No hypotension or bradycardia was observed in our patients. In contrast, Al-Zaben et al. reported a 6.67% incidence of bradycardia in their study, which may be related to the dose of the drugs used and/or the type of surgery performed (22). Wu et al. have also reported that using dexmedetomidine as an adjuvant for inducing neuroaxial anesthesia can cause bradycardia without profound hypotension (34). However, in agreement with our present findings, a number of other studies (21, 24) have also reported that postoperative vomiting and nausea were not observed.
Similar to the results of the studies by Umarani et al. and Raval et al. (23, 35), in our study, urinary retention was not observed. However, the Al-Zaben et al. study (22) reported a 3.44% incidence of urinary retention.

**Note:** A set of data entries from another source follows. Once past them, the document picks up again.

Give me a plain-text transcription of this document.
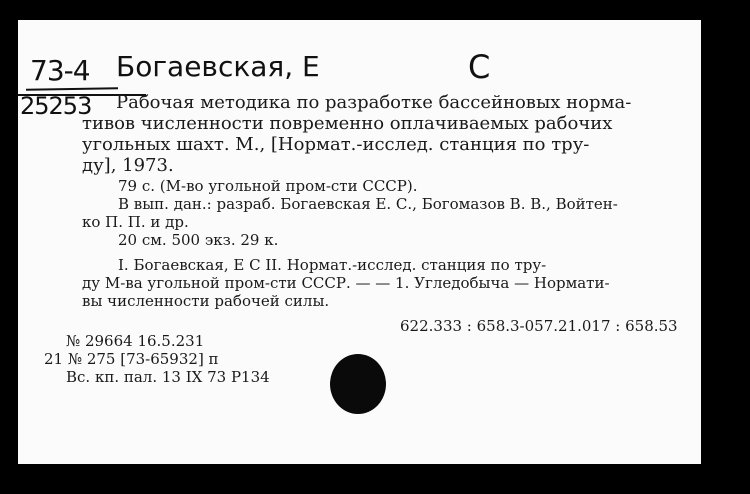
73-4
25253
Богаевская, Е	С
Рабочая методика по разработке бассейновых норма-
тивов численности повременно оплачиваемых рабочих
угольных шахт. М., [Нормат.-исслед. станция по тру-
ду], 1973.
79 с. (М-во угольной пром-сти СССР).
В вып. дан.: разраб. Богаевская Е. С., Богомазов В. В., Войтен-
ко П. П. и др.
20 см. 500 экз. 29 к.
I. Богаевская, Е С II. Нормат.-исслед. станция по тру-
ду М-ва угольной пром-сти СССР. — — 1. Угледобыча — Нормати-
вы численности рабочей силы.
622.333 : 658.3-057.21.017 : 658.53
№ 29664 16.5.231
21 № 275 [73-65932] п
Вс. кп. пал. 13 IX 73 Р134
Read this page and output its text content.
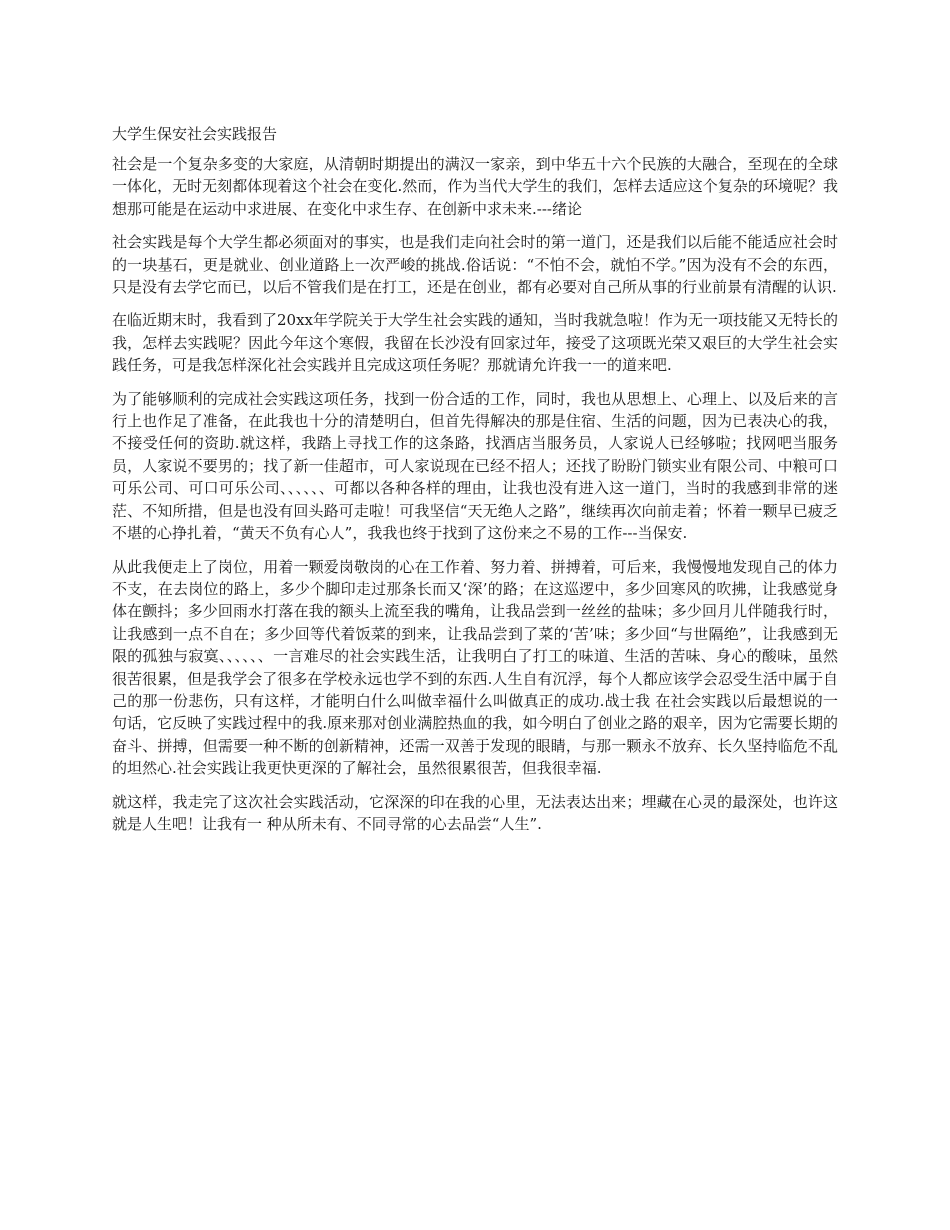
大学生保安社会实践报告

社会是一个复杂多变的大家庭，从清朝时期提出的满汉一家亲，到中华五十六个民族的大融合，至现在的全球一体化，无时无刻都体现着这个社会在变化.然而，作为当代大学生的我们，怎样去适应这个复杂的环境呢？我想那可能是在运动中求进展、在变化中求生存、在创新中求未来.---绪论

社会实践是每个大学生都必须面对的事实，也是我们走向社会时的第一道门，还是我们以后能不能适应社会时的一块基石，更是就业、创业道路上一次严峻的挑战.俗话说：“不怕不会，就怕不学。”因为没有不会的东西，只是没有去学它而已，以后不管我们是在打工，还是在创业，都有必要对自己所从事的行业前景有清醒的认识.

在临近期末时，我看到了20xx年学院关于大学生社会实践的通知，当时我就急啦！作为无一项技能又无特长的我，怎样去实践呢？因此今年这个寒假，我留在长沙没有回家过年，接受了这项既光荣又艰巨的大学生社会实践任务，可是我怎样深化社会实践并且完成这项任务呢？那就请允许我一一的道来吧.

为了能够顺利的完成社会实践这项任务，找到一份合适的工作，同时，我也从思想上、心理上、以及后来的言行上也作足了准备，在此我也十分的清楚明白，但首先得解决的那是住宿、生活的问题，因为已表决心的我，不接受任何的资助.就这样，我踏上寻找工作的这条路，找酒店当服务员，人家说人已经够啦；找网吧当服务员，人家说不要男的；找了新一佳超市，可人家说现在已经不招人；还找了盼盼门锁实业有限公司、中粮可口可乐公司、可口可乐公司、、、、、、可都以各种各样的理由，让我也没有进入这一道门，当时的我感到非常的迷茫、不知所措，但是也没有回头路可走啦！可我坚信“天无绝人之路”，继续再次向前走着；怀着一颗早已疲乏不堪的心挣扎着，“黄天不负有心人”，我我也终于找到了这份来之不易的工作---当保安.

从此我便走上了岗位，用着一颗爱岗敬岗的心在工作着、努力着、拼搏着，可后来，我慢慢地发现自己的体力不支，在去岗位的路上，多少个脚印走过那条长而又‘深’的路；在这巡逻中，多少回寒风的吹拂，让我感觉身体在颤抖；多少回雨水打落在我的额头上流至我的嘴角，让我品尝到一丝丝的盐味；多少回月儿伴随我行时，让我感到一点不自在；多少回等代着饭菜的到来，让我品尝到了菜的‘苦’味；多少回“与世隔绝”，让我感到无限的孤独与寂寞、、、、、、一言难尽的社会实践生活，让我明白了打工的味道、生活的苦味、身心的酸味，虽然很苦很累，但是我学会了很多在学校永远也学不到的东西.人生自有沉浮，每个人都应该学会忍受生活中属于自己的那一份悲伤，只有这样，才能明白什么叫做幸福什么叫做真正的成功.战士我 在社会实践以后最想说的一句话，它反映了实践过程中的我.原来那对创业满腔热血的我，如今明白了创业之路的艰辛，因为它需要长期的奋斗、拼搏，但需要一种不断的创新精神，还需一双善于发现的眼睛，与那一颗永不放弃、长久坚持临危不乱的坦然心.社会实践让我更快更深的了解社会，虽然很累很苦，但我很幸福.

就这样，我走完了这次社会实践活动，它深深的印在我的心里，无法表达出来；埋藏在心灵的最深处，也许这就是人生吧！让我有一 种从所未有、不同寻常的心去品尝“人生”.
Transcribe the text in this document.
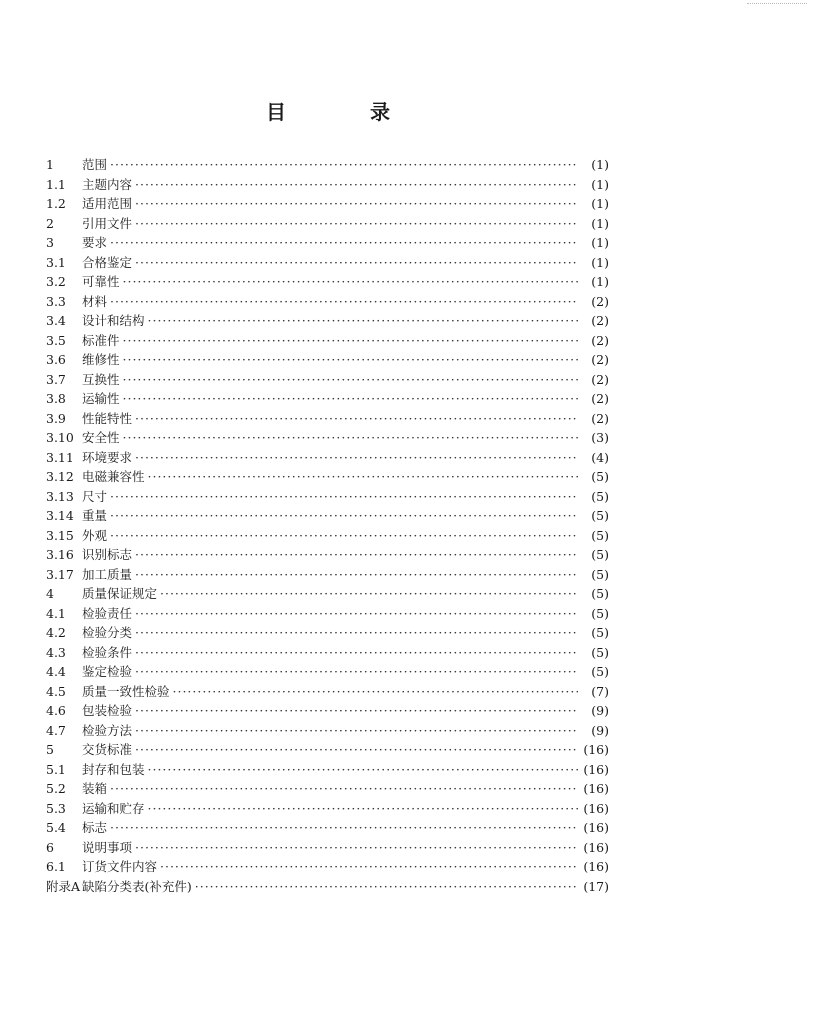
目	录
1	范围 ·····	(1)
1.1	主题内容 ·····	(1)
1.2	适用范围 ·····	(1)
2	引用文件 ·····	(1)
3	要求 ·····	(1)
3.1	合格鉴定 ·····	(1)
3.2	可靠性 ·····	(1)
3.3	材料 ·····	(2)
3.4	设计和结构 ·····	(2)
3.5	标准件 ·····	(2)
3.6	维修性 ·····	(2)
3.7	互换性 ·····	(2)
3.8	运输性 ·····	(2)
3.9	性能特性 ·····	(2)
3.10 安全性 ·····	(3)
3.11 环境要求 ·····	(4)
3.12 电磁兼容性 ·····	(5)
3.13 尺寸 ·····	(5)
3.14 重量 ·····	(5)
3.15 外观 ·····	(5)
3.16 识别标志 ·····	(5)
3.17 加工质量 ·····	(5)
4	质量保证规定 ·····	(5)
4.1	检验责任 ·····	(5)
4.2	检验分类 ·····	(5)
4.3	检验条件 ·····	(5)
4.4	鉴定检验 ·····	(5)
4.5	质量一致性检验 ·····	(7)
4.6	包装检验 ·····	(9)
4.7	检验方法 ·····	(9)
5	交货标准 ·····	(16)
5.1	封存和包装 ·····	(16)
5.2	装箱 ·····	(16)
5.3	运输和贮存 ·····	(16)
5.4	标志 ·····	(16)
6	说明事项 ·····	(16)
6.1	订货文件内容 ·····	(16)
附录A 缺陷分类表(补充件) ·····	(17)
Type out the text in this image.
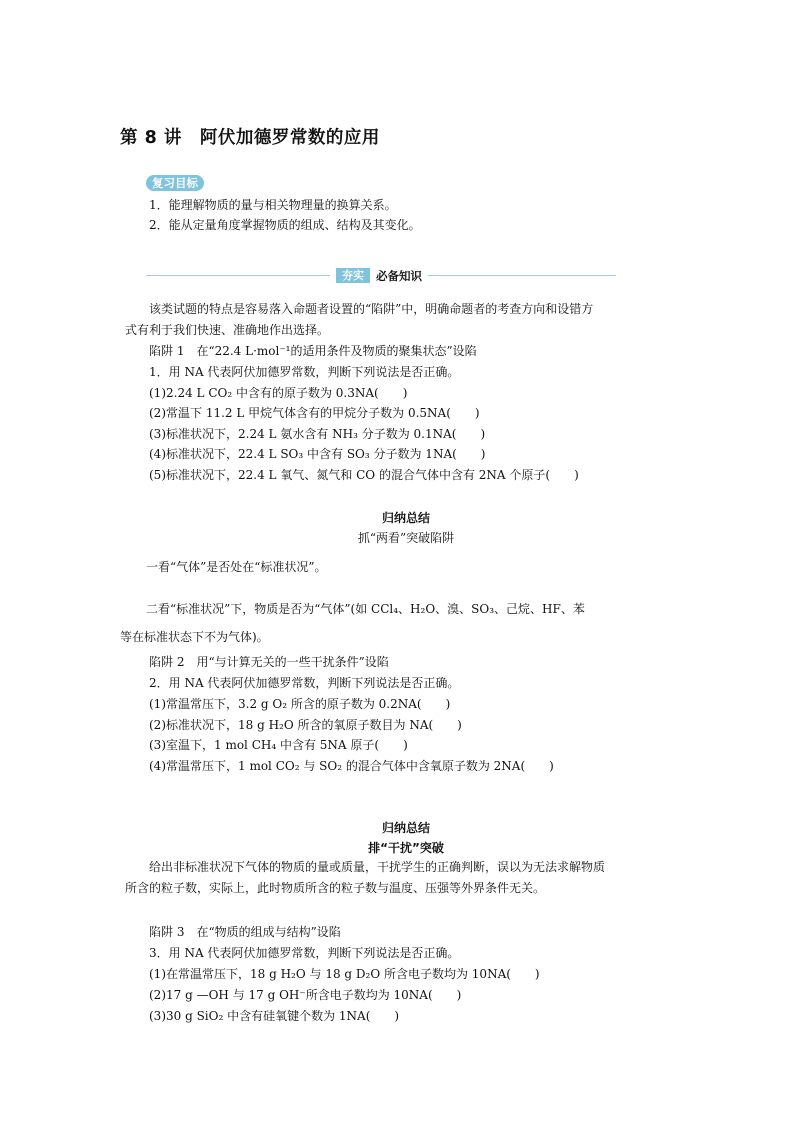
第 8 讲　阿伏加德罗常数的应用
复习目标
1．能理解物质的量与相关物理量的换算关系。
2．能从定量角度掌握物质的组成、结构及其变化。
夯实	必备知识
　　该类试题的特点是容易落入命题者设置的“陷阱”中，明确命题者的考查方向和设错方
式有利于我们快速、准确地作出选择。
　　陷阱 1　在“22.4 L·mol⁻¹的适用条件及物质的聚集状态”设陷
　　1．用 NA 代表阿伏加德罗常数，判断下列说法是否正确。
　　(1)2.24 L CO₂ 中含有的原子数为 0.3NA(　　)
　　(2)常温下 11.2 L 甲烷气体含有的甲烷分子数为 0.5NA(　　)
　　(3)标准状况下，2.24 L 氨水含有 NH₃ 分子数为 0.1NA(　　)
　　(4)标准状况下，22.4 L SO₃ 中含有 SO₃ 分子数为 1NA(　　)
　　(5)标准状况下，22.4 L 氧气、氮气和 CO 的混合气体中含有 2NA 个原子(　　)
归纳总结
抓“两看”突破陷阱
一看“气体”是否处在“标准状况”。
二看“标准状况”下，物质是否为“气体”(如 CCl₄、H₂O、溴、SO₃、己烷、HF、苯
等在标准状态下不为气体)。
　　陷阱 2　用“与计算无关的一些干扰条件”设陷
　　2．用 NA 代表阿伏加德罗常数，判断下列说法是否正确。
　　(1)常温常压下，3.2 g O₂ 所含的原子数为 0.2NA(　　)
　　(2)标准状况下，18 g H₂O 所含的氧原子数目为 NA(　　)
　　(3)室温下，1 mol CH₄ 中含有 5NA 原子(　　)
　　(4)常温常压下，1 mol CO₂ 与 SO₂ 的混合气体中含氧原子数为 2NA(　　)
归纳总结
排“干扰”突破
　　给出非标准状况下气体的物质的量或质量，干扰学生的正确判断，误以为无法求解物质
所含的粒子数，实际上，此时物质所含的粒子数与温度、压强等外界条件无关。
　　陷阱 3　在“物质的组成与结构”设陷
　　3．用 NA 代表阿伏加德罗常数，判断下列说法是否正确。
　　(1)在常温常压下，18 g H₂O 与 18 g D₂O 所含电子数均为 10NA(　　)
　　(2)17 g —OH 与 17 g OH⁻所含电子数均为 10NA(　　)
　　(3)30 g SiO₂ 中含有硅氧键个数为 1NA(　　)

For caudal block, administration of 1 to 2 μg/kg of dexmedetomidine with bupivacaine prolongs the duration of analgesia without significant side effects and also reduces the onset time of sensory-motor block, the total dose of analgesics required and the chances of postoperative shivering. Delaying motor regression and need of first rescue analgesic. Prolonging the duration of sensory block and postoperative analgesia (36) as in our results.
5.1. Conclusions
The results of our study show that administration of bupivacaine-dexmedetomidine was more beneficial than administration of bupivacaine-fentanyl or bupivacaine alone with regard to inducing analgesia and sedation in the group of 1- to 5-year-old children examined after elective inguinal hernia repair. No side effects, such as motor block, hypotension, bradycardia, pruritis, urinary retention and nausea and vomiting, were observed in our study groups.
5.2. Limitations
The patients were admitted to different wards in the children’s hospital, which may have caused a bias in their postoperative follow-up and evaluation findings. Moreover, we did not anticipate or record the onset time of analgesia after the application of the caudal block.
5.3. Recommendations
Although a number of studies have investigated the effects of caudal block with bupivacaine and dexmedetomidine, none of these studies ran comparisons with a third group (like the bupivacaine-fentanyl group in this study).